Ini adalah wasiat kepada kaum mu’minîn, dari saya, Abû Bakar bin Abî Quhâfah. Saya telah mengangkat ‘Umar bin Khaththâb sebagai khalîfah untuk kalian, maka dengarkanlah dan turutilah dia. Saya membuat dia menjadi penguasa atas kalian semata-mata untuk kebaikan kalian.”[2]

Catatan selengkapnya dimuat oleh Thabarî: “Abû Bakar, tatkala sedang sakit parah, menerima ‘Utsmân sendirian. Ia memerintahkan ‘Utsmân menulis:

“Dengan nama Allâh Yang Maha Pengasih, Maha Penyayang. Ini adalah wasiat kepada kaum mu’minîn, dari saya, Abû Bakar bin Abî Quhâfah.”

Sampai di sini, Abû Bakar pingsan, dan ‘Utsmân melanjutkan menu­lis wasiat itu sebagai berikut:

“Saya telah mengangkat ‘Umar bin Khaththâb sebagai khalîfah untuk kalian”.

Abû Bakar sadar dari pingsannya, dan berkata:

“Bacalah kembali apa yang sudah ditulis.”

‘Utsmân membaca, dan Abû Bakar mengatakan:

“Allâhu Akbar. Anda takut saya mati dan kaum Muslimîn tidak memiliki seorang khalîfah dan tersesat.”

‘Utsmân membenarkan, lalu Abû Bakar berkata:

“Mudah-mudahan Allâh memberkati Anda atas pertolongan yang telah Anda berikan untuk Islam dan kaum Muslimîn. ‘Umar bin Khaththâb telah berpakaian rapi dikelilingi teman-temannya di rumahnya, sambil menunggu budak Abû Bakar datang membawa wasiat, yang kemudian dibacakannya secara resmi:

“Dengarkanlah, wahai rakyat; patuhilah apa yang dikatakan khalîfah. Khalîfah mengatakan bahwa ia telah melakukan yang terbaik untuk kalian.[3]

Tidak ada catatan sejarah bahwa Abû Bakar memusyawarahkannya dengan para Sahabat, dan tidak pula berdasarkan kemauan masyara­kat melalui tanya jawab dengan para anggota masyarakat. Penunju­kan ini semata-mata berdasarkan keputusan pribadi Abû Bakar. Suatu hal yang menarik adalah kesamaan keadaan Abû Bakar dan Rasûl Allâh tatkala membuat wasiat. Banyak ulama mempertanyakan sikap ‘Umar yang menerima wasiat Abû Bakar tetapi tidak memberi kesempatan Rasûl Allâh membuat wasiat.

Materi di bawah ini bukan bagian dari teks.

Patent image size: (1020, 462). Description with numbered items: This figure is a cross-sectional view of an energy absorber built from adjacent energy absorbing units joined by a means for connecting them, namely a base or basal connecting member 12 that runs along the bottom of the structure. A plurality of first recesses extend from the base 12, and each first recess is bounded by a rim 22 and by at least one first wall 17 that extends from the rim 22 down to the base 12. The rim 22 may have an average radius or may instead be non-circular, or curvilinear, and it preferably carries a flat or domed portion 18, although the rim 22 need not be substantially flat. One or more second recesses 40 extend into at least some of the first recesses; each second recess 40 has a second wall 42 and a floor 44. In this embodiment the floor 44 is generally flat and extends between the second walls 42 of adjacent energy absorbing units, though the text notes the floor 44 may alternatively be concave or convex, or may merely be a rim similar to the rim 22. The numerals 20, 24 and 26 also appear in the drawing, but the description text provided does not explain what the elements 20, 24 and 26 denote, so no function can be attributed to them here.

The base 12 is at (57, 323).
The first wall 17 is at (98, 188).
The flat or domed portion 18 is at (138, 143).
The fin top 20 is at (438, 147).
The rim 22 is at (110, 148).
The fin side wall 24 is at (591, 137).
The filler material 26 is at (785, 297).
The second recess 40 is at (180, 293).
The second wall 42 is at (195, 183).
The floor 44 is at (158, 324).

Pengangkatan ‘Utsmân bin ‘Affân[4]

Ia termasuk pemeluk awal dan setelah jadi muslim kawin dengan Ruqayyah binti Rasûl Allâh. Dua kali Hijrah. Pertama ke Habasyah, dan setelah kembali ke Makkah hijrah lagi ke Madînah. Tidak ikur Perang Badar karena istrinya sakit. Dan setelah istrinya Ruqayyah meninggal ia kawin dengan putri Rasûl yang lain, Ummu Kaltsum, dan Ummu Kaltsum meninggal juga tatkala Rasûl masih hidup. Tidak punya keturunan dari kedua istrinya ini. Setelah ‘Umar terbunuh, ia dipilih ‘Umar jadi salah satu dari enam anggota syura.

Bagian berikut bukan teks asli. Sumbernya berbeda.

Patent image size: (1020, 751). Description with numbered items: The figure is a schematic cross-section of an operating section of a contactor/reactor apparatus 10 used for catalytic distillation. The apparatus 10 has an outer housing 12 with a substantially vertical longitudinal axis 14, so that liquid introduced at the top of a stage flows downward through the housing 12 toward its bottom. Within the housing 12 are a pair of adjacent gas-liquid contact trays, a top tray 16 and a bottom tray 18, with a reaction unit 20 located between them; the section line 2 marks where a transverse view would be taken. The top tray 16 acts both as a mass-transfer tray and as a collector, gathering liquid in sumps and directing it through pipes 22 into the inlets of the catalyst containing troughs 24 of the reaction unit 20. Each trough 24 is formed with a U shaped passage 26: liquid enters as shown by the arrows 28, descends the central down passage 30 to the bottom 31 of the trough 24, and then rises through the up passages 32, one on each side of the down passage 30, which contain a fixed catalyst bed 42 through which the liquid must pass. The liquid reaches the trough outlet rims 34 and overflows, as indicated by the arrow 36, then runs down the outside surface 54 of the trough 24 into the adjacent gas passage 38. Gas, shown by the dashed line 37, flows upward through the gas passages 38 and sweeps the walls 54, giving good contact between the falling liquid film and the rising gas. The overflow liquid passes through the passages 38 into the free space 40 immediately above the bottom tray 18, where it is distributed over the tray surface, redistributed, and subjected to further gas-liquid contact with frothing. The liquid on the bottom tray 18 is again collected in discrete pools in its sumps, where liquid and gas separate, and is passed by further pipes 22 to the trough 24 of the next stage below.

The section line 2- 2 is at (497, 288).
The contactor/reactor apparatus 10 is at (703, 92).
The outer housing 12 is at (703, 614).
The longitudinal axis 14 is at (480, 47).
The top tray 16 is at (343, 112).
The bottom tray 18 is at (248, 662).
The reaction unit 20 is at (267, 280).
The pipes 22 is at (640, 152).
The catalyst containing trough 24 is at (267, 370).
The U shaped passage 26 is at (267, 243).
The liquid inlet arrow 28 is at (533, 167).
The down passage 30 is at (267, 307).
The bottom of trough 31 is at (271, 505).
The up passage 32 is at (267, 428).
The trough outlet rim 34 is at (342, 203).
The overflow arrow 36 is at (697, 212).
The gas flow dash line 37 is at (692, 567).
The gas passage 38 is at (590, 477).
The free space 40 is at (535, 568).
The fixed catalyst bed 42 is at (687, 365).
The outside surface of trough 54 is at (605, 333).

Setelah menjabat khalîfah selama sepuluh tahun, ‘Umar bin Khaththâb mengangkat enam orang Sahabat dari kaum Muhâjirîn yang terkemuka untuk memilih di antara sesama mereka seorang khalîfah. Badan yang terdiri dari enam orang ini kemudian dinamakan Sûyrâ atau permusyawaratan, oleh para ulama di kemudian hari.

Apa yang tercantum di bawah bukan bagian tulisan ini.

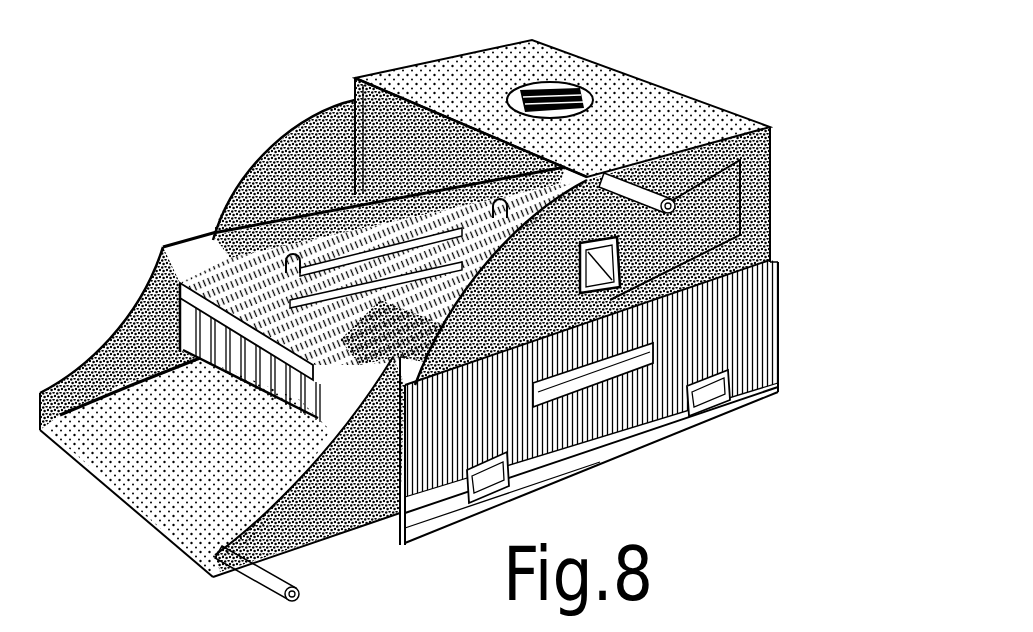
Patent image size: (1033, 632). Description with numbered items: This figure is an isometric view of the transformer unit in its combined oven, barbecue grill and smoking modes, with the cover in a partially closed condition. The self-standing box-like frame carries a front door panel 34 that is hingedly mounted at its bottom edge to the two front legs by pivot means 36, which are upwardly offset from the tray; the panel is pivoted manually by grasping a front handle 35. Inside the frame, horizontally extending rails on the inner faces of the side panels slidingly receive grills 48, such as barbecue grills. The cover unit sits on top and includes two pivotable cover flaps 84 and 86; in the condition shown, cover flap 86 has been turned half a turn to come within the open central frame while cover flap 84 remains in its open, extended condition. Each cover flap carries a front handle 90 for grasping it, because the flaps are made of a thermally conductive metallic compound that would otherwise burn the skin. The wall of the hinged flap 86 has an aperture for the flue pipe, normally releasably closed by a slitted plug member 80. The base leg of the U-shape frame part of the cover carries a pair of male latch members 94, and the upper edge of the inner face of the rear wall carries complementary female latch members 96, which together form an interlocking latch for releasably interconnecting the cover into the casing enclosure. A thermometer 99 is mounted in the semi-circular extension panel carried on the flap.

Sûyrâ ini terdiri dari: ‘Utsmân bin ‘Affân, ‘Abdurrahmân bin ‘Auf, Sa’d bin Abî Waqqâsh, ‘Alî bin Abî Thâlib, Zubair bin ‘Awwâm, Thalhah bin ‘Ubaidillâh, serta ‘Abdullâh bin ‘Umar (anak ‘Umar bin Khaththâb) yang hanya bertindak sebagai penasihat, dan tidak berfungsi sebagai calon.[5]

Dalam melakukan tugas pemilihan khalîfah penggantinya ‘Umar bin Khaththâb telah menetapkan tata tertib sebagai berikut:

1. Khalîfah yang akan dipilih haruslah anggota dari badan tersebut.

2. Bila dua calon mendapatkan dukungan yang sama besar, maka calon yang didukung oleh ‘Abdurrahmân bin ‘Auf yang dianggap menang.

3. Bila ada anggota dari badan ini yang tidak mau mengambil bagian dalam pemilihan, maka anggota tersebut harus segera dipenggal kepalanya.

4. Apabila seorang telah terpilih dan minoritas (satu atau dua orang) tidak mengakuinya, maka kepala mereka yang tidak mau mengakui ini harus dipenggal; apabila dua calon didukung oleh jumlah anggota yang sama besar, maka anggota yang menolak terha­dap pilihan ‘Abdurrahmân bin ‘Auf harus dipenggal kepalanya.

5. Apabila dalam waktu tiga hari tidak berhasil memilih khalîfah, maka keenam-enam anggota harus dipenggal kepalanya, dan menyerahkan kepada rakyat untuk mengambil keputusan.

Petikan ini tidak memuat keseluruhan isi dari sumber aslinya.